How an Innovative IAS Officer Is Single-Handedly Reviving Rajasthan?s Education System

In 2009, India enacted a landmark legislation promising universal inclusion in primary education, paving the way for more learning opportunities at secondary and higher levels. This legislation, the Right of Children to Free and Compulsory Education (RTE) Act, effectively made education a fundamental right of every child in the age group of 6 to 14.

Yet seven years on from its entry into force, there is still significant debate about whether the promise of inclusive and equitable education has been realised. India is home to 300 million young people under the age of 15, more than in any country on Earth. This future workforce, combined with the country's current tech boom, has the potential to inject new dynamism into India's growing economy and help overall development skyrocket.However, India's ability to reap the rewards of its huge demographic advantage is far from guaranteed. According to the tenth Annual Status of Education Report (ASER), basic learning achievements in reading and maths remain low and dismal, with only a fourth of all Class III children able to read Class II text fluently, and under half in Class V able to do so.

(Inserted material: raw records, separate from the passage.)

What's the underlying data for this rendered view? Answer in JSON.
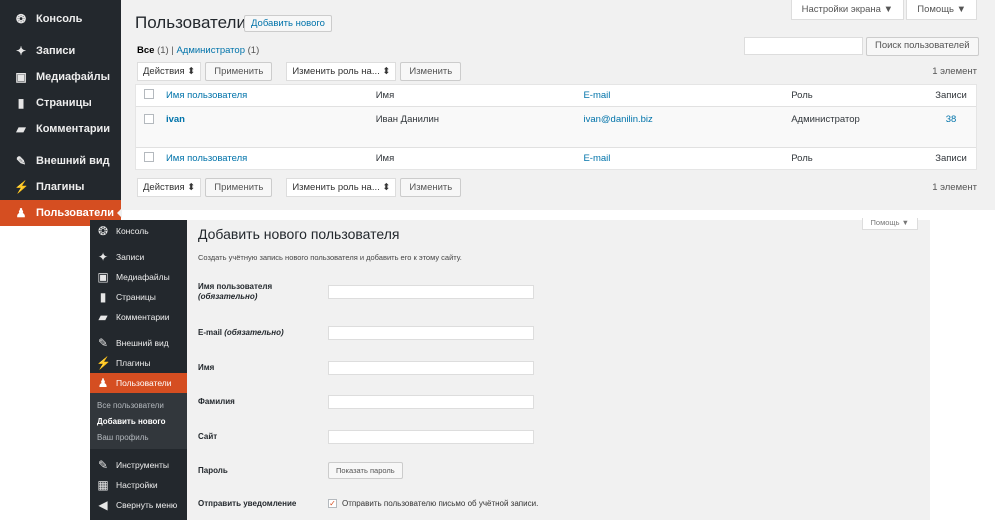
{
  "top": {
    "sidebar": [
      {
        "icon": "dashboard-icon",
        "glyph": "❂",
        "label": "Консоль"
      },
      {
        "icon": "pin-icon",
        "glyph": "✦",
        "label": "Записи"
      },
      {
        "icon": "media-icon",
        "glyph": "▣",
        "label": "Медиафайлы"
      },
      {
        "icon": "page-icon",
        "glyph": "▮",
        "label": "Страницы"
      },
      {
        "icon": "comment-icon",
        "glyph": "▰",
        "label": "Комментарии"
      },
      {
        "icon": "appearance-icon",
        "glyph": "✎",
        "label": "Внешний вид"
      },
      {
        "icon": "plugin-icon",
        "glyph": "⚡",
        "label": "Плагины"
      },
      {
        "icon": "users-icon",
        "glyph": "♟",
        "label": "Пользователи"
      }
    ],
    "title": "Пользователи",
    "add_new": "Добавить нового",
    "screen_options": "Настройки экрана ▼",
    "help": "Помощь ▼",
    "filter_all": "Все",
    "filter_all_count": "(1)",
    "filter_sep": "|",
    "filter_admin": "Администратор",
    "filter_admin_count": "(1)",
    "search_button": "Поиск пользователей",
    "bulk_actions": "Действия ⬍",
    "apply": "Применить",
    "change_role": "Изменить роль на... ⬍",
    "change": "Изменить",
    "items_count": "1 элемент",
    "columns": {
      "username": "Имя пользователя",
      "name": "Имя",
      "email": "E-mail",
      "role": "Роль",
      "posts": "Записи"
    },
    "row": {
      "username": "ivan",
      "name": "Иван Данилин",
      "email": "ivan@danilin.biz",
      "role": "Администратор",
      "posts": "38"
    }
  },
  "bottom": {
    "sidebar": [
      {
        "icon": "dashboard-icon",
        "glyph": "❂",
        "label": "Консоль"
      },
      {
        "icon": "pin-icon",
        "glyph": "✦",
        "label": "Записи"
      },
      {
        "icon": "media-icon",
        "glyph": "▣",
        "label": "Медиафайлы"
      },
      {
        "icon": "page-icon",
        "glyph": "▮",
        "label": "Страницы"
      },
      {
        "icon": "comment-icon",
        "glyph": "▰",
        "label": "Комментарии"
      },
      {
        "icon": "appearance-icon",
        "glyph": "✎",
        "label": "Внешний вид"
      },
      {
        "icon": "plugin-icon",
        "glyph": "⚡",
        "label": "Плагины"
      },
      {
        "icon": "users-icon",
        "glyph": "♟",
        "label": "Пользователи"
      }
    ],
    "submenu": [
      "Все пользователи",
      "Добавить нового",
      "Ваш профиль"
    ],
    "sidebar_tail": [
      {
        "icon": "tools-icon",
        "glyph": "✎",
        "label": "Инструменты"
      },
      {
        "icon": "settings-icon",
        "glyph": "▦",
        "label": "Настройки"
      },
      {
        "icon": "collapse-icon",
        "glyph": "◀",
        "label": "Свернуть меню"
      }
    ],
    "help": "Помощь ▼",
    "title": "Добавить нового пользователя",
    "description": "Создать учётную запись нового пользователя и добавить его к этому сайту.",
    "fields": {
      "username": "Имя пользователя",
      "required": "(обязательно)",
      "email": "E-mail",
      "first_name": "Имя",
      "last_name": "Фамилия",
      "website": "Сайт",
      "password": "Пароль",
      "show_password": "Показать пароль",
      "notify": "Отправить уведомление",
      "notify_text": "Отправить пользователю письмо об учётной записи.",
      "check_mark": "✓"
    }
  },
  "colors": {
    "accent": "#d54e21",
    "link": "#0073aa",
    "sidebar": "#23282d"
  }
}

In Rajasthan, a state rated the least literate in India by the Socio Economic and Caste Census (SECC) 2011, IAS officer Naresh Gangwar has been quietly but determinedly working to change this trend. A soft-spoken bureaucrat who studied communications and technology, Gangwar was appointed the education secretary of the state in 2013.Though Rajasthan is India's 7th richest state, it has long had some of the worst literacy levels in the country. Years of neglect – with teachers suffering an eight-year salary freeze before the current administration – has led to decline of quality of education imparted in the state's schools. Facing the mammoth challenge of reviving Rajasthan's faltering education system when he joined as education secretary, Gangwar decided to start by focusing squarely on teachers. As soon as he was appointed, he invited dozens of teachers to his office in a bid to hear their long-ignored demands, complaints and suggestions. Delayed promotions were expedited, blocked salaries were releases and teachers were compensated for relocations.

Next, with the support of the teachers behind him, Gangwar decided to take on a bigger challenge: reassigning teachers and redressing the urban bias in the state's education system.